PostPosted: Sunday, 17th December 2017, 19:31
by svendre
This has swerved off the main topic, but I want to say that I don't think grinding and scumming have much at all to do with food. If removing grinding/scumming were to be seriously approached, it would require removing/redesigning the abyss, removing hell effects which spawn monsters around you, limiting Pandemonium to 5 levels, and limiting zigs to one (or no) runs. It would require almost a new game. Currently, I like the freedom that crawl offers.

It's not any horrible design flaw to me if someone figures out a weird way to play the game, so long as it isn't incredibly unbalanced. Once you've won the game several times, what else is there to stay interested in but to think of and attempt alternate strategies. So long as a player is enjoying themselves, I see no harm in letting players play how they wish. A tightly enforced game just means it is less interesting. If a person doesn't want to play a certain way, they have that option unless they cannot control themselves (which is another issue.) Obtaining top scores is already much of a gimmic style requiring fairly specific, limited parameters and/or luck as it stands.
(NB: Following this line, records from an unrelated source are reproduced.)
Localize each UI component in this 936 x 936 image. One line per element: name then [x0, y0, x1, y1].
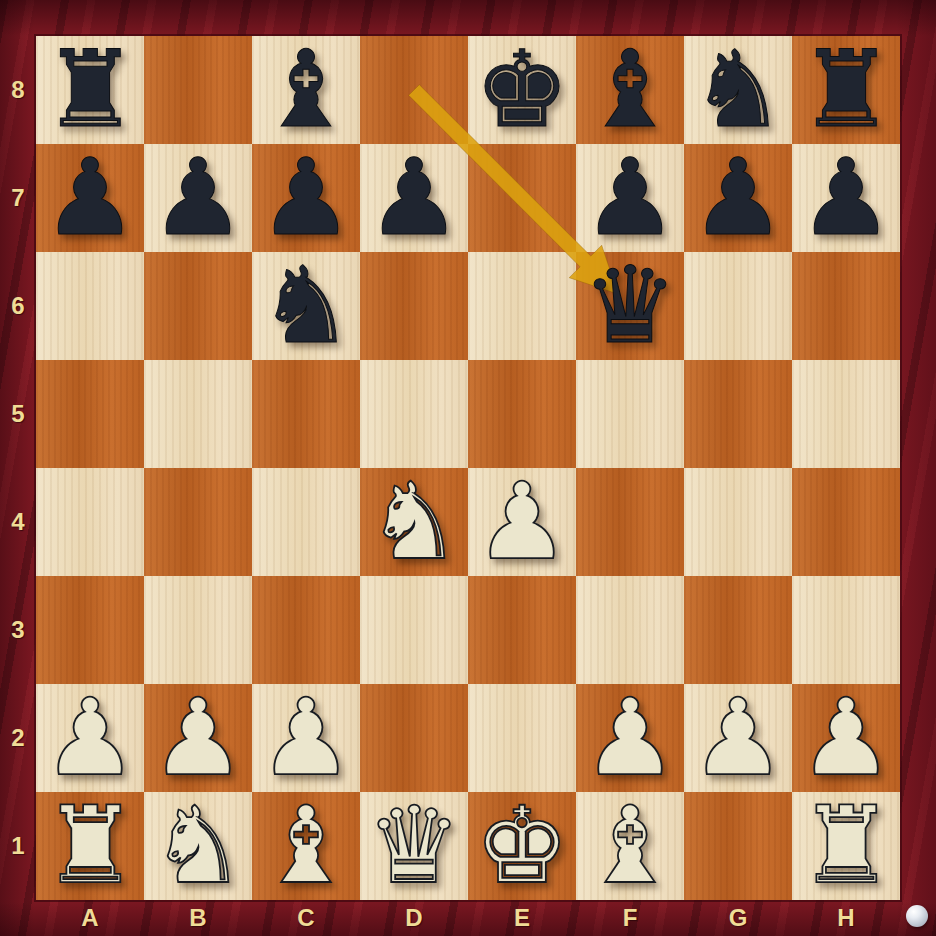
square-h7[interactable]: ♟	[792, 144, 900, 252]
square-a6[interactable]	[36, 252, 144, 360]
square-e3[interactable]	[468, 576, 576, 684]
piece-black-bishop-c8[interactable]: ♝	[258, 36, 353, 144]
square-a3[interactable]	[36, 576, 144, 684]
piece-white-king-e1[interactable]: ♚	[474, 792, 569, 900]
square-f3[interactable]	[576, 576, 684, 684]
square-c1[interactable]: ♝	[252, 792, 360, 900]
rank-label-1: 1	[0, 792, 36, 900]
square-g2[interactable]: ♟	[684, 684, 792, 792]
piece-black-pawn-h7[interactable]: ♟	[798, 144, 893, 252]
square-h6[interactable]	[792, 252, 900, 360]
piece-white-queen-d1[interactable]: ♛	[366, 792, 461, 900]
square-b1[interactable]: ♞	[144, 792, 252, 900]
piece-white-pawn-f2[interactable]: ♟	[582, 684, 677, 792]
piece-white-rook-a1[interactable]: ♜	[42, 792, 137, 900]
square-e7[interactable]	[468, 144, 576, 252]
piece-black-rook-h8[interactable]: ♜	[798, 36, 893, 144]
board: ♜♝♚♝♞♜♟♟♟♟♟♟♟♞♛♞♟♟♟♟♟♟♟♜♞♝♛♚♝♜	[36, 36, 900, 900]
square-h4[interactable]	[792, 468, 900, 576]
square-e8[interactable]: ♚	[468, 36, 576, 144]
piece-black-pawn-a7[interactable]: ♟	[42, 144, 137, 252]
square-a7[interactable]: ♟	[36, 144, 144, 252]
square-c8[interactable]: ♝	[252, 36, 360, 144]
square-b8[interactable]	[144, 36, 252, 144]
square-a1[interactable]: ♜	[36, 792, 144, 900]
piece-white-bishop-f1[interactable]: ♝	[582, 792, 677, 900]
piece-white-knight-b1[interactable]: ♞	[150, 792, 245, 900]
square-a5[interactable]	[36, 360, 144, 468]
rank-label-8: 8	[0, 36, 36, 144]
square-e6[interactable]	[468, 252, 576, 360]
square-f5[interactable]	[576, 360, 684, 468]
square-d4[interactable]: ♞	[360, 468, 468, 576]
square-d3[interactable]	[360, 576, 468, 684]
square-g8[interactable]: ♞	[684, 36, 792, 144]
square-f7[interactable]: ♟	[576, 144, 684, 252]
square-b7[interactable]: ♟	[144, 144, 252, 252]
square-c3[interactable]	[252, 576, 360, 684]
piece-white-pawn-e4[interactable]: ♟	[474, 468, 569, 576]
square-b4[interactable]	[144, 468, 252, 576]
square-d5[interactable]	[360, 360, 468, 468]
square-f1[interactable]: ♝	[576, 792, 684, 900]
piece-black-pawn-c7[interactable]: ♟	[258, 144, 353, 252]
piece-white-rook-h1[interactable]: ♜	[798, 792, 893, 900]
square-e2[interactable]	[468, 684, 576, 792]
square-h8[interactable]: ♜	[792, 36, 900, 144]
square-d8[interactable]	[360, 36, 468, 144]
square-e1[interactable]: ♚	[468, 792, 576, 900]
square-c7[interactable]: ♟	[252, 144, 360, 252]
rank-label-2: 2	[0, 684, 36, 792]
square-d7[interactable]: ♟	[360, 144, 468, 252]
square-d2[interactable]	[360, 684, 468, 792]
square-f8[interactable]: ♝	[576, 36, 684, 144]
square-b6[interactable]	[144, 252, 252, 360]
square-h2[interactable]: ♟	[792, 684, 900, 792]
square-g4[interactable]	[684, 468, 792, 576]
piece-black-bishop-f8[interactable]: ♝	[582, 36, 677, 144]
square-d6[interactable]	[360, 252, 468, 360]
piece-black-pawn-f7[interactable]: ♟	[582, 144, 677, 252]
rank-label-3: 3	[0, 576, 36, 684]
rank-label-4: 4	[0, 468, 36, 576]
square-c2[interactable]: ♟	[252, 684, 360, 792]
square-a2[interactable]: ♟	[36, 684, 144, 792]
square-e5[interactable]	[468, 360, 576, 468]
piece-black-knight-g8[interactable]: ♞	[690, 36, 785, 144]
rank-labels: 87654321	[0, 36, 36, 900]
square-c4[interactable]	[252, 468, 360, 576]
piece-black-pawn-b7[interactable]: ♟	[150, 144, 245, 252]
rank-label-7: 7	[0, 144, 36, 252]
square-g3[interactable]	[684, 576, 792, 684]
piece-white-knight-d4[interactable]: ♞	[366, 468, 461, 576]
square-f2[interactable]: ♟	[576, 684, 684, 792]
square-b5[interactable]	[144, 360, 252, 468]
square-b3[interactable]	[144, 576, 252, 684]
piece-black-knight-c6[interactable]: ♞	[258, 252, 353, 360]
piece-black-pawn-g7[interactable]: ♟	[690, 144, 785, 252]
square-c5[interactable]	[252, 360, 360, 468]
rank-label-5: 5	[0, 360, 36, 468]
piece-black-queen-f6[interactable]: ♛	[582, 252, 677, 360]
rank-label-6: 6	[0, 252, 36, 360]
square-a4[interactable]	[36, 468, 144, 576]
square-e4[interactable]: ♟	[468, 468, 576, 576]
square-c6[interactable]: ♞	[252, 252, 360, 360]
file-label-g: G	[684, 900, 792, 936]
piece-white-pawn-a2[interactable]: ♟	[42, 684, 137, 792]
piece-white-pawn-b2[interactable]: ♟	[150, 684, 245, 792]
square-g5[interactable]	[684, 360, 792, 468]
square-a8[interactable]: ♜	[36, 36, 144, 144]
piece-black-pawn-d7[interactable]: ♟	[366, 144, 461, 252]
piece-black-rook-a8[interactable]: ♜	[42, 36, 137, 144]
piece-black-king-e8[interactable]: ♚	[474, 36, 569, 144]
square-g6[interactable]	[684, 252, 792, 360]
square-h5[interactable]	[792, 360, 900, 468]
square-d1[interactable]: ♛	[360, 792, 468, 900]
piece-white-pawn-h2[interactable]: ♟	[798, 684, 893, 792]
piece-white-pawn-c2[interactable]: ♟	[258, 684, 353, 792]
board-frame: ♜♝♚♝♞♜♟♟♟♟♟♟♟♞♛♞♟♟♟♟♟♟♟♜♞♝♛♚♝♜ 87654321 …	[0, 0, 936, 936]
piece-white-pawn-g2[interactable]: ♟	[690, 684, 785, 792]
square-f4[interactable]	[576, 468, 684, 576]
square-g1[interactable]	[684, 792, 792, 900]
square-h3[interactable]	[792, 576, 900, 684]
square-f6[interactable]: ♛	[576, 252, 684, 360]
glossy-ball-decoration	[906, 905, 928, 927]
square-h1[interactable]: ♜	[792, 792, 900, 900]
piece-white-bishop-c1[interactable]: ♝	[258, 792, 353, 900]
square-g7[interactable]: ♟	[684, 144, 792, 252]
square-b2[interactable]: ♟	[144, 684, 252, 792]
I don't find grinding fun. If anything the horrible aptitudes on mummies are what encourage scumming on mummies, in order to compensate. If they have a more viable path to complete the game (even if it means a more specialized route), I think that using them to grind becomes much less enticing than simply completing the game in a more average amount of time/turns.

Re: Mummy Adjustments

PostPosted: Sunday, 17th December 2017, 20:30
by VeryAngryFelid
duvessa wrote:"Avoidance of grinding (no scumming)" is a major design goal. It doesn't matter if you think grinding is fine because of the scoring system; grinding for an advantage is supposed to be impossible, not just low-scoring.


I don't see how it is possible to grind when there is no monster spawning (except with Xom of course but then Xom has its own "Xom is bored" clock).

Re: Mummy Adjustments

PostPosted: Monday, 18th December 2017, 09:20
by Majang
If you want to, as a mummy you can wait in a killhole until all monsters of a level happen to walk into your reach, and kill them off safely one by one. I guess that would be grinding.

Re: Mummy Adjustments

PostPosted: Monday, 18th December 2017, 09:35
by VeryAngryFelid
Majang wrote:If you want to, as a mummy you can wait in a killhole until all monsters of a level happen to walk into your reach, and kill them off safely one by one. I guess that would be grinding.


Many monsters are still sleeping so it won't work reliably, you still can find a sleeping Centaur with bow of flaming and die in 2 turns. Mummy has normal speed so it does not need to do the trick vs 90% monsters, it can just lure them to that killhole.